Setting BigQuery Metastore connection profile properties
In the Create or Edit Connection Profile dialog, select BigQuery Metastore as the endpoint type.
Project ID: specify the Google Cloud project ID of the BigQuery metastore
Region: specify the region of the BigQuery metastore
Setting Nessie connection profile properties
In the Create or Edit Connection Profile dialog, select Nessie as the endpoint type.
Authentication Type: Select Google Open ID if the Nessie server uses OAuth. In that case, provide the Host URI and Nessie Branch Name, then click Sign in using Google Open ID.
If the Nessie server has no authentication mechanism, select None.
If the Nessie server uses some other authentication mechanism, use Additional Configuration to provide the required properties.
Host URI: specify the Nessie REST API endpoint in the format
http[s]://<IP address>:<port>/api/v1
Nessie Branch Name: specify the Nessie branch to use for the Iceberg catalog
Additional Configuration: if your Nessie instance requires additional properties (see Nessie client configuration options, click Add Property to add them. For example, if Nessie is configured for OAuth, you would specify something like this:
Setting Polaris connection profile properties
In the Create or Edit Connection Profile dialog, select Polaris as the endpoint type.
Host URI: specify the Polaris REST API endpoint in the format
http[s]://<IP address>:<port>/api/catalog
Catalog Name: specify the name of the Polaris catalog for Iceberg
Client ID: specify the assigned client identifier
Client Secret: specify the confidential value used to authenticate the client
Additional Configuration: optionally specify Spark configuration properties; for example, to specify the client region:
Compute connection profile properties
In this release, the only compute engine supported is Google Dataproc.
Setting Google Dataproc connection profile properties
In the Create or Edit Connection Profile dialog, select Google Dataproc as the endpoint type.
Dataproc Cluster Name: specify the name of the Dataproc cluster you created as instructed in Create a new Dataproc cluster
Project ID: specify the project ID you used when you created the Dataproc cluster as instructed in Create a new Dataproc cluster
Region: specify the region of the Dataproc cluster you created as instructed in Create a new Dataproc cluster
Service Account Key: upload the service account key you downloaded as instructed in Create the service account and download the service account key; alternatively, this field may be left blank and the key path can be set via the environment variable GOOGLE_APPLICATION_CREDENTIALS (Striim must be restarted after setting the environment variable)
Connection Retry: See Client Side Retries > Client Library Retry Concepts
Additional Configuration: optionally specify Spark configuration properties, such as number of Spark executor instances or number of cores per executor, that will override the default Spark configuration
Data Lake connection profile properties
In this release, the only data lake supported is Google Cloud Storage (GCS).

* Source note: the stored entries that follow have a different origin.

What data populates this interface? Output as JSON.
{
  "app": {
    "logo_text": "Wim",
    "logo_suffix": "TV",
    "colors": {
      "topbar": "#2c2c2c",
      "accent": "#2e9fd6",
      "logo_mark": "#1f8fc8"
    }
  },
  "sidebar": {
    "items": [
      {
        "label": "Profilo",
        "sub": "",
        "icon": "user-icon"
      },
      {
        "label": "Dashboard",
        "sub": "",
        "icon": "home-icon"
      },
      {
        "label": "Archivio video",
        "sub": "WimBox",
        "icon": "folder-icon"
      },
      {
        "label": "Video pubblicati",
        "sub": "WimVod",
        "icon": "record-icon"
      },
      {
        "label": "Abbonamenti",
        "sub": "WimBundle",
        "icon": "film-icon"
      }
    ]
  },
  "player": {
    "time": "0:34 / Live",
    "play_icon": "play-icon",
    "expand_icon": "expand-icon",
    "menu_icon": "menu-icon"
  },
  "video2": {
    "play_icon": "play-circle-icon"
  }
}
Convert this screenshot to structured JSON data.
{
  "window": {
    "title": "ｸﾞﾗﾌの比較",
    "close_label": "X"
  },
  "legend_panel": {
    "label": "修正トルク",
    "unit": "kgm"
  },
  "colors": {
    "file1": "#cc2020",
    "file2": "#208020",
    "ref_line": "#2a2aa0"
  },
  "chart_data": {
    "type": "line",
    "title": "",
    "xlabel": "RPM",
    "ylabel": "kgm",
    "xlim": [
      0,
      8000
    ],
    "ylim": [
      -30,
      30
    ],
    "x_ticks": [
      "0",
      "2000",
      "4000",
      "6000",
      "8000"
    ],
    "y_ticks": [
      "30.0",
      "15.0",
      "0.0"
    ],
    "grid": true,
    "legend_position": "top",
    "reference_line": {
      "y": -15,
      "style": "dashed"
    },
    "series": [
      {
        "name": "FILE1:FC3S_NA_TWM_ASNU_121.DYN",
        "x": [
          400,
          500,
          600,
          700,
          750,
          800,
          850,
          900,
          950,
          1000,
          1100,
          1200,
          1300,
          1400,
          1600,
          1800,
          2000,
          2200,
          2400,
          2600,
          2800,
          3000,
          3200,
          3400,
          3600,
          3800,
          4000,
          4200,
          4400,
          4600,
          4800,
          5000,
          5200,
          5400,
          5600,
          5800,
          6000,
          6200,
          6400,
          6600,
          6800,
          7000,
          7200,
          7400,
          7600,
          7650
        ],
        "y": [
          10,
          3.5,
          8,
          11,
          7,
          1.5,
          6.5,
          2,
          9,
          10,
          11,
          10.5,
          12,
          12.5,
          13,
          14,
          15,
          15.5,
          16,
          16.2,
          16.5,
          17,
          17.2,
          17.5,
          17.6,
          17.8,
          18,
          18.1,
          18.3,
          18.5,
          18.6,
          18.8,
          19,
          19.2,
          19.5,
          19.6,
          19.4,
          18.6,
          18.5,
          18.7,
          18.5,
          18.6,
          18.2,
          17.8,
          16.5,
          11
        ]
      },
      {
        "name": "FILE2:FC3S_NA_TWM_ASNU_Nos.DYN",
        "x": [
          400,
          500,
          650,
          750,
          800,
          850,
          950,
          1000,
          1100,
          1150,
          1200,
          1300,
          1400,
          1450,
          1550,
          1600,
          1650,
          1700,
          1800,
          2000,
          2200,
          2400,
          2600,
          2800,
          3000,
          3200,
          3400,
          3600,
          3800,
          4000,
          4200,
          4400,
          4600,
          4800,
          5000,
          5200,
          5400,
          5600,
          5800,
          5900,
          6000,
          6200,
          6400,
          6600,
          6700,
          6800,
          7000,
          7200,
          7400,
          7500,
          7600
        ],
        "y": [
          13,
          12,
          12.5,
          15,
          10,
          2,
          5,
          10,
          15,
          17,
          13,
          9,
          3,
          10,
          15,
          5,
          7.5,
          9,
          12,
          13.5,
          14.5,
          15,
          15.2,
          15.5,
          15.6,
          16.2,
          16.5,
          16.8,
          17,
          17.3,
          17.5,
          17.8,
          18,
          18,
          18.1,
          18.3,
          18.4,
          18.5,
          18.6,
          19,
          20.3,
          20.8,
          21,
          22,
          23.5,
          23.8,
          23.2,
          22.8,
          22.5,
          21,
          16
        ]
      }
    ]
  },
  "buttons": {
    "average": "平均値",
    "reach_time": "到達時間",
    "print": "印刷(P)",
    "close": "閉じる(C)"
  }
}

Setting Google Cloud Storage (GCS) connection profile properties
In the Create or Edit Connection Profile dialog, select GCS as the endpoint type.
Project ID: specify the project ID you used when you created the bucket as instructed in Configure Google Cloud Storage (GCS) buckets for Iceberg Writer
Service Account Key: upload the service account key you downloaded as instructed in Create the service account and download the service account key; alternatively, this field may be left blank and the key path can be set via the environment variable GOOGLE_APPLICATION_CREDENTIALS (Striim must be restarted after setting the environment variable)
Connection Retry: optionally adjust this setting (see GCS Writer properties)